Sunday, March 7, 2010

More Vs. Better


In the beginning, photographers had huge massive cameras like the Calumet 8x10 view camera, or the Horseman 5x7 View camera. This type of camera was limited to 1 sheet of film at a time. To be more accurate the individual holders, did hold two sheets at a time. You took one shot then flipped it over to expose a second shot. Then we moved into medium format cameras like the Mamiya RB67 or Hasselblad 4x5 camera these had film backs that held 8 or 10 shots at a time.

For the last 50 years or so, the most popular consumer format has been the 35mm camera, which took rolls of film with 12, 24, or 36 exposures possible. Now with the popular digital format cameras, it is literately possible to shoot thousands of photos on a single memory card.

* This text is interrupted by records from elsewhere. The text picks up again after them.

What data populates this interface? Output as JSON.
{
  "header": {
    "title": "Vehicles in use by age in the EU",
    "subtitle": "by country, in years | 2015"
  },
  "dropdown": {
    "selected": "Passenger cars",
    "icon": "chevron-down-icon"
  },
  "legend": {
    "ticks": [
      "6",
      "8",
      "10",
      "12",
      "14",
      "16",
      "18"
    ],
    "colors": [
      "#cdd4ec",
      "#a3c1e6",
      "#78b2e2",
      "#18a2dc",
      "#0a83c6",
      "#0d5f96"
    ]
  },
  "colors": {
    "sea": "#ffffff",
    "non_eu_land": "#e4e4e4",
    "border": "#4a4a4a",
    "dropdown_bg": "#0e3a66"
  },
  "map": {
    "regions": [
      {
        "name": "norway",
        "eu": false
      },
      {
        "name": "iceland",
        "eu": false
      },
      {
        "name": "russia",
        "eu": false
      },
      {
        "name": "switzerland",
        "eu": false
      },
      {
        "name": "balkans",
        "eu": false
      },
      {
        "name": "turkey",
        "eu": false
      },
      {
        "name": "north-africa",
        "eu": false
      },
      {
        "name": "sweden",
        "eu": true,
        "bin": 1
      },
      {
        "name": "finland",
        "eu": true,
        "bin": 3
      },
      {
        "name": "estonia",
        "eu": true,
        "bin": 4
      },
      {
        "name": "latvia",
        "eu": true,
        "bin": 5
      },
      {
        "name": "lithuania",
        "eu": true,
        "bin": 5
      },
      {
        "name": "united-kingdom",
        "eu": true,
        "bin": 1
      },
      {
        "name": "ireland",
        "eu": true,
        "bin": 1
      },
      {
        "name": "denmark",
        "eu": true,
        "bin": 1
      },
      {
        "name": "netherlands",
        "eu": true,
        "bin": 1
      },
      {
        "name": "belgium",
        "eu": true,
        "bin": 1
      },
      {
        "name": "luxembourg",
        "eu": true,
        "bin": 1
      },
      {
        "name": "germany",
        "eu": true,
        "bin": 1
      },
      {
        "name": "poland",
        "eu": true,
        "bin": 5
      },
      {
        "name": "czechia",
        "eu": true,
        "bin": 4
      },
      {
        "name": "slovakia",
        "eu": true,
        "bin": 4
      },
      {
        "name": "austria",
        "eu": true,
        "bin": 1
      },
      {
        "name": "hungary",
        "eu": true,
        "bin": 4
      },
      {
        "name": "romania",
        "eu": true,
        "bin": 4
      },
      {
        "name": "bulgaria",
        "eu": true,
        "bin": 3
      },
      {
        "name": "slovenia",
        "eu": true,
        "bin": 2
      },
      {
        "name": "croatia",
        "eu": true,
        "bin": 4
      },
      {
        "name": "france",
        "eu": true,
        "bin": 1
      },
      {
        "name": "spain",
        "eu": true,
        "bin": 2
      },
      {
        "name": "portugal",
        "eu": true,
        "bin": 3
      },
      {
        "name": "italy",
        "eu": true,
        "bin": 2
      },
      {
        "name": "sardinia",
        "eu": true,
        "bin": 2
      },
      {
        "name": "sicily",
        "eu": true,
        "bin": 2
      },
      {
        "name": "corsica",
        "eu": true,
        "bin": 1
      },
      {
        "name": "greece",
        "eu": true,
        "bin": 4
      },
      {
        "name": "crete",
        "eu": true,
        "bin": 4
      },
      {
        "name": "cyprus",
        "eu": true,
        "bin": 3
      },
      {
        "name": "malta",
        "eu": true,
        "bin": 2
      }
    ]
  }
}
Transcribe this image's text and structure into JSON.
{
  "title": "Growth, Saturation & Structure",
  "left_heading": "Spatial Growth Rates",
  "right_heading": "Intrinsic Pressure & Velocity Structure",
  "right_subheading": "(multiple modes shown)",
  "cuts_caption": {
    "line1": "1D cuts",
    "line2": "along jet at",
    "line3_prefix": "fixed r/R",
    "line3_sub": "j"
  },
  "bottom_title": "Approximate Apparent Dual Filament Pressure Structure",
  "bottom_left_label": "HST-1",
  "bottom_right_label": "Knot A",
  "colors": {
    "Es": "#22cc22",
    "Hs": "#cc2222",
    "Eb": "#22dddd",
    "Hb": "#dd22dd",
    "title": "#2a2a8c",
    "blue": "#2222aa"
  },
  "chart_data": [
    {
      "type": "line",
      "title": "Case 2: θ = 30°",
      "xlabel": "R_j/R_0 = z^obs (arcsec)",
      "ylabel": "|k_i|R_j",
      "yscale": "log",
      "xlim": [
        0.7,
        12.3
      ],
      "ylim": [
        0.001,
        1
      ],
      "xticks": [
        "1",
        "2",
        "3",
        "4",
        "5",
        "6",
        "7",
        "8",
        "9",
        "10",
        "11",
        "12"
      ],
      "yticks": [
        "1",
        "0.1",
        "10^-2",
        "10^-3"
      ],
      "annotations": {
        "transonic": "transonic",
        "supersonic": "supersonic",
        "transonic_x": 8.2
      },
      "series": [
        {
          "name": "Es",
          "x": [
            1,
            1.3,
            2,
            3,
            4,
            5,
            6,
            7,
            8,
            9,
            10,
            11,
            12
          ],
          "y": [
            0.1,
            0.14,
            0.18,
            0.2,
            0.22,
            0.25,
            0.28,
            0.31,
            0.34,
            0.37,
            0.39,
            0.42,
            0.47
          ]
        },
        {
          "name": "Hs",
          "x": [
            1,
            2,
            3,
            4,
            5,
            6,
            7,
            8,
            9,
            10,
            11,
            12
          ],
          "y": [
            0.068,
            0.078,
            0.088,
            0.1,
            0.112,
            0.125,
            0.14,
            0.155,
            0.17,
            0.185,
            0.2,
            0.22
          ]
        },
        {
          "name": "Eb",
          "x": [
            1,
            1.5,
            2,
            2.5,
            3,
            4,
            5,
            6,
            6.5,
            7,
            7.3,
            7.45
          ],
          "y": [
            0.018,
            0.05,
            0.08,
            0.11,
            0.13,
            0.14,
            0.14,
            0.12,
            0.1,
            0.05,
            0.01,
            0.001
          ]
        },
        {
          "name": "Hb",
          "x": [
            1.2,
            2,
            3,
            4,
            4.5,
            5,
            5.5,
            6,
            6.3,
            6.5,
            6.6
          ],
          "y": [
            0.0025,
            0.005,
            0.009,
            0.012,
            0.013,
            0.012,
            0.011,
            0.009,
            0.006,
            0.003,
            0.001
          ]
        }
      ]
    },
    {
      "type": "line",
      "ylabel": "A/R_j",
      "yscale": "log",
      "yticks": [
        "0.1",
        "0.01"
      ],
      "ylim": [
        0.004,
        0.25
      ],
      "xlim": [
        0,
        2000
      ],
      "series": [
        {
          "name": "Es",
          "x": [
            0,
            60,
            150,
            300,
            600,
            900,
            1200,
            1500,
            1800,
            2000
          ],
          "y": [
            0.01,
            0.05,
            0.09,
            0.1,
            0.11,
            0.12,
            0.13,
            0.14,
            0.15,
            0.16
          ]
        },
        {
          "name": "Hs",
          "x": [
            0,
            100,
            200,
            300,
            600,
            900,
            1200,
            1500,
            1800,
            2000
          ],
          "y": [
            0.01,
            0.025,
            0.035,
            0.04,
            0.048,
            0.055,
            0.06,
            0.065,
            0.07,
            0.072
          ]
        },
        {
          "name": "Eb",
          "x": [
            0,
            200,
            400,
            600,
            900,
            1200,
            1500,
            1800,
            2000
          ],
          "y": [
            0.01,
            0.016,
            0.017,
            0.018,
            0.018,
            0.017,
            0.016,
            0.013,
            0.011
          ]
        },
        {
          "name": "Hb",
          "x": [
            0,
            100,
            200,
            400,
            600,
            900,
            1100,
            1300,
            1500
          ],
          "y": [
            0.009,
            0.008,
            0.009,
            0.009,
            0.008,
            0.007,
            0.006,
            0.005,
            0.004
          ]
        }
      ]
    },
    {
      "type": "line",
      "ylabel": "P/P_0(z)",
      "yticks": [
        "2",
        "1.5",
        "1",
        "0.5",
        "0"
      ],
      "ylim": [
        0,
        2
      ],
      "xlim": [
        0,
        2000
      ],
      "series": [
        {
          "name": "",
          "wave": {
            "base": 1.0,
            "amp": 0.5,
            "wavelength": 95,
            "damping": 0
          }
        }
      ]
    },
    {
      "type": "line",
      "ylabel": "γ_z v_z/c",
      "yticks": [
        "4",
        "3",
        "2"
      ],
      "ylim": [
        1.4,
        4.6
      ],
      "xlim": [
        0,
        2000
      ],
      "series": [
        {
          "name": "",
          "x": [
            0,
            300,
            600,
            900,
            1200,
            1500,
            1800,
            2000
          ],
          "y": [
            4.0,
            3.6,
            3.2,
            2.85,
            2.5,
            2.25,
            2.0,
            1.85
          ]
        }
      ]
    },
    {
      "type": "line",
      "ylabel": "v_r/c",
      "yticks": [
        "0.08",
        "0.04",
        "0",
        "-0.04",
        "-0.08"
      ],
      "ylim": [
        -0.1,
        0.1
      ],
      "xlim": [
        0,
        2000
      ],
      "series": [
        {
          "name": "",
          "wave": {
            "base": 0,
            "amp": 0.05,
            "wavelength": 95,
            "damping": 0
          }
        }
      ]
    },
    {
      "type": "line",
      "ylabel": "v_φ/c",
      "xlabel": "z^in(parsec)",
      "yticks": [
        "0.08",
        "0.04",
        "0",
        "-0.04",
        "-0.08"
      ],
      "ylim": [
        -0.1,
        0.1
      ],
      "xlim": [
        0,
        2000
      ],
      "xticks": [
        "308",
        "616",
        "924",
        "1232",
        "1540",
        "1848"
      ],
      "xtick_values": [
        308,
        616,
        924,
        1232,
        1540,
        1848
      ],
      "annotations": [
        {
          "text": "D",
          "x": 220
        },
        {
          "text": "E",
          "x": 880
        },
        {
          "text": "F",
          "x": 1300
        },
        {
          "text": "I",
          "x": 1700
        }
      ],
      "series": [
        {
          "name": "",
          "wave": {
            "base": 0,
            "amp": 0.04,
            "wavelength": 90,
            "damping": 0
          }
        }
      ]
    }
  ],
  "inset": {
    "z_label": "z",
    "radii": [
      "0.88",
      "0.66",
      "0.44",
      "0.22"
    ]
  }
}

Master photographers like Ansel Adams or Edward Weston were known to spend hours or even days to get a single shot. As a member of the Sierra Club; Adams for example would often hike a full day with pack mules, packers, cooks and others just to get to the right location. He would find the perfect location, and then wait for the perfect light. He was in tune to every highlight, shadow, shape and line that made up his magnificent work.

When 35mm cameras added power winders modern photographers boasted of being able to shoot a roll of 36 pictures in just over 7 seconds. Somehow, that just doesn't seem like the same level of dedication or even understanding as those who showed us the way.

In the process of making camera's lighter and able to do more, hold more, and shoot more have we actually made ourselves less about creativity, and more about mass production?

When I was a high school photographer, I often shot two or more rolls of 36 exposures at a sporting event or drama production. When I got to college; one of the Master Photographers in my life (David Meyers), critiqued my work again and again. Eventually, he only gave me a single 24 exposure roll to shoot ANY event. "Don't show me how much you can shoot," he would say, "Show me how good you can shoot."

It's been over 30 years since I heard those words, and a lot has happened in the world of photography since then. But truth is still truth, and the wisdom of what he taught will never leave me. Just because you can shoot multiple shots in a few seconds, doesn't mean you should. You decide, do you want to be lucky or do you want to be good?